Figure 2. Binding of anti-A/Brisbane/10/2007(H3N2) pAb to H3 strains measured by ELISA.

Tested were 2 swine H3N2 HAs (A/swine/Chonburi/05CB2/2005, A/swine/Nakhon pathom/NIAH586-2/2005), pandemic H3N2 HA (A/Aichi/2/1968), 1 seasonal H3N2 HA (A/Wisconsin/67/2005). The seasonal vaccine H3N2 HA (A/Brisbane/10/2007) and a representative H7N7 HA (A/Netherlands/219/2003) were used as positive and negative controls, respectively.

Figure 3. Genetic, antigenic and glycosylation-pattern relatedness of 1968 pandemic H3N2 HA to seasonal, swine and avian H3 HA.

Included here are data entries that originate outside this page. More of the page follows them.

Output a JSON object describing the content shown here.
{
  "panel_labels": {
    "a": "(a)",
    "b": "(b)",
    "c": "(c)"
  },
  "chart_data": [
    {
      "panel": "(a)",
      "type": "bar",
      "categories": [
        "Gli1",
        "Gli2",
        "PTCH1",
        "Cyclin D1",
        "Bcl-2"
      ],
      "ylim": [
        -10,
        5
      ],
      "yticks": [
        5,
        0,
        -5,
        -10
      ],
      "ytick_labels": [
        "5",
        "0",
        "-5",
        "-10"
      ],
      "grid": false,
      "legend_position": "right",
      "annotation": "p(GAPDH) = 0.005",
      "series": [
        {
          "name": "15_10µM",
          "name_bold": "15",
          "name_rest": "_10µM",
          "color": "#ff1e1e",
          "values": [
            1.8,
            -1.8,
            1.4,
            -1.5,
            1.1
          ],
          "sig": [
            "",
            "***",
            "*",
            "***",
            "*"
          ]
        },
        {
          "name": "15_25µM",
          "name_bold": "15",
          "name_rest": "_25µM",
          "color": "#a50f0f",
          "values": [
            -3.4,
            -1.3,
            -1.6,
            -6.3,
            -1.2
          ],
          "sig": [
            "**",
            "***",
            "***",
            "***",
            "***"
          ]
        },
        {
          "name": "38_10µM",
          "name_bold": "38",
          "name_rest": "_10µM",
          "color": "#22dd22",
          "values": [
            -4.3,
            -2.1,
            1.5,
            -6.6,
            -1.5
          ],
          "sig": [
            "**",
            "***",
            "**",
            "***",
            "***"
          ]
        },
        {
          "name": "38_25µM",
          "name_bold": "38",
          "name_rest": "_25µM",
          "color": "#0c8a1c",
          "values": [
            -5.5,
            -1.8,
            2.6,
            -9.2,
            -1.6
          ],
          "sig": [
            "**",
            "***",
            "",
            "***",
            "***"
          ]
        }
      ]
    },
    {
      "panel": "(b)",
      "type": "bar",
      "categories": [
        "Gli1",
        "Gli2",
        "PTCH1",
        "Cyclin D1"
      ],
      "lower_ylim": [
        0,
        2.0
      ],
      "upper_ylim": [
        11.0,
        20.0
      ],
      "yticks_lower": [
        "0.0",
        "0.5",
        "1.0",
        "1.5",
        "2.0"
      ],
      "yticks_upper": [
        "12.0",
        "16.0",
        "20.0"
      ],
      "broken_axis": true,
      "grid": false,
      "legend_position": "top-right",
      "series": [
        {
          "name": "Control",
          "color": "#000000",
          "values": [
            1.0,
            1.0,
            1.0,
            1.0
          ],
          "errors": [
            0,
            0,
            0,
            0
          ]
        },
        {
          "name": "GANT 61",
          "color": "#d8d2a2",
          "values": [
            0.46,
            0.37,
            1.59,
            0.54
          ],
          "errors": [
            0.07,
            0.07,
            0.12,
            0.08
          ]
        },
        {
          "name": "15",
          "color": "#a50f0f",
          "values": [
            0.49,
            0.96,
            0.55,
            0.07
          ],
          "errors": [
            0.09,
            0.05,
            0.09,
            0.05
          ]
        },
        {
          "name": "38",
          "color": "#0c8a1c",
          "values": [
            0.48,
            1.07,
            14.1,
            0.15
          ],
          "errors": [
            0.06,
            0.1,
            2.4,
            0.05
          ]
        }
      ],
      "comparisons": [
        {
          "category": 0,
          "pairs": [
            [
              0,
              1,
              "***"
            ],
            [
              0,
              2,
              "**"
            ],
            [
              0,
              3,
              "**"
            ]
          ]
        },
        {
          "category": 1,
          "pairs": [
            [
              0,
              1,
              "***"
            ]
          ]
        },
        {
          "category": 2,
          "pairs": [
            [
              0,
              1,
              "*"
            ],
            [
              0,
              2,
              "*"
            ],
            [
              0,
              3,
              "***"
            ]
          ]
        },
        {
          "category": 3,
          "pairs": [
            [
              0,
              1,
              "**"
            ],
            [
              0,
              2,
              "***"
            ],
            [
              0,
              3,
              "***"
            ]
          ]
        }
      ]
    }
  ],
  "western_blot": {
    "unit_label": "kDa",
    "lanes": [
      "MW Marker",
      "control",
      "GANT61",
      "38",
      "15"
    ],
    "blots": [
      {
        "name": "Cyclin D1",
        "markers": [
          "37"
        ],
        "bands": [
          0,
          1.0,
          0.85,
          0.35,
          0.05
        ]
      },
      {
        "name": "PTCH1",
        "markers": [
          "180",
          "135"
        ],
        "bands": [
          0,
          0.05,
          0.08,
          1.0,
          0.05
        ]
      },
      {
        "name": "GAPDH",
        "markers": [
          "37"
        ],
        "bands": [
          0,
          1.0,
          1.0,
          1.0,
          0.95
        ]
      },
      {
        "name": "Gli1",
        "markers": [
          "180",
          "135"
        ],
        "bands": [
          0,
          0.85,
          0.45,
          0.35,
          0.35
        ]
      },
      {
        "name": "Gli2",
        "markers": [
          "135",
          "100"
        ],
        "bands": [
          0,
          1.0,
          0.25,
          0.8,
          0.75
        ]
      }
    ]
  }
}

(a) Sequence alignment of the expanded globular head region (residues 50–328) of the HAs listed in Table 4. Antigenic sites A, B, C, D, E of H3 HA are highlighted in green, magenta, cyan, grey and yellow, respectively. In each sequence, the Asn residue associated with the N-linked glycosylation sites (Asn-X-Ser/Asn-X/Thr) is marked in red. (b) Surface rendered three-dimensional structural models of trimeric HA1 globular head of representative pandemic (middle), seasonal (right) and swine (left) HAs. The view of trimer is along axis perpendicular to 3-fold symmetry axis to give a complete picture of the antigenic and glycosylation sites. The homology models of HA1 chain were generated using SWISS-MODEL automated modeling server (http://swissmodel.expasy.org/) and the trimannosyl N-linked glycosylation at the sites were added in silico using GlyProt server (http://www.glycosciences.de/modeling/glyprot/php/main.php). The trimeric HA1 was generated by superimposing three copies of homology-modeled glycosylated monomer with corresponding monomers in the trimer crystal structure (PDB ID: 1HGE). The antigenic sites A–E are marked on the structure. With 1968 pandemic HA as reference (antigenic sites shown in red), the structural similarity of the antigenic sites in seasonal and swine HAs to the reference HA is shown in different shades of red (duller shade representing low similarity to brighter shade representing high similarity).

Figure 4. Glycan microarray analysis of representative H3 HAs.

Dose dependent binding of A/swine/Nakhon pathom/NIAH586-2/2005 (a), and A/swine/Chonburi/05CB2/2005 (b) HAs to representative avian and human glycan receptors on the glycan array platform is shown. Both these HAs show high affinity binding to both human receptors (6′SLN-LN) and avian receptors (3′SLN-LN and 3′SLN-LN-LN).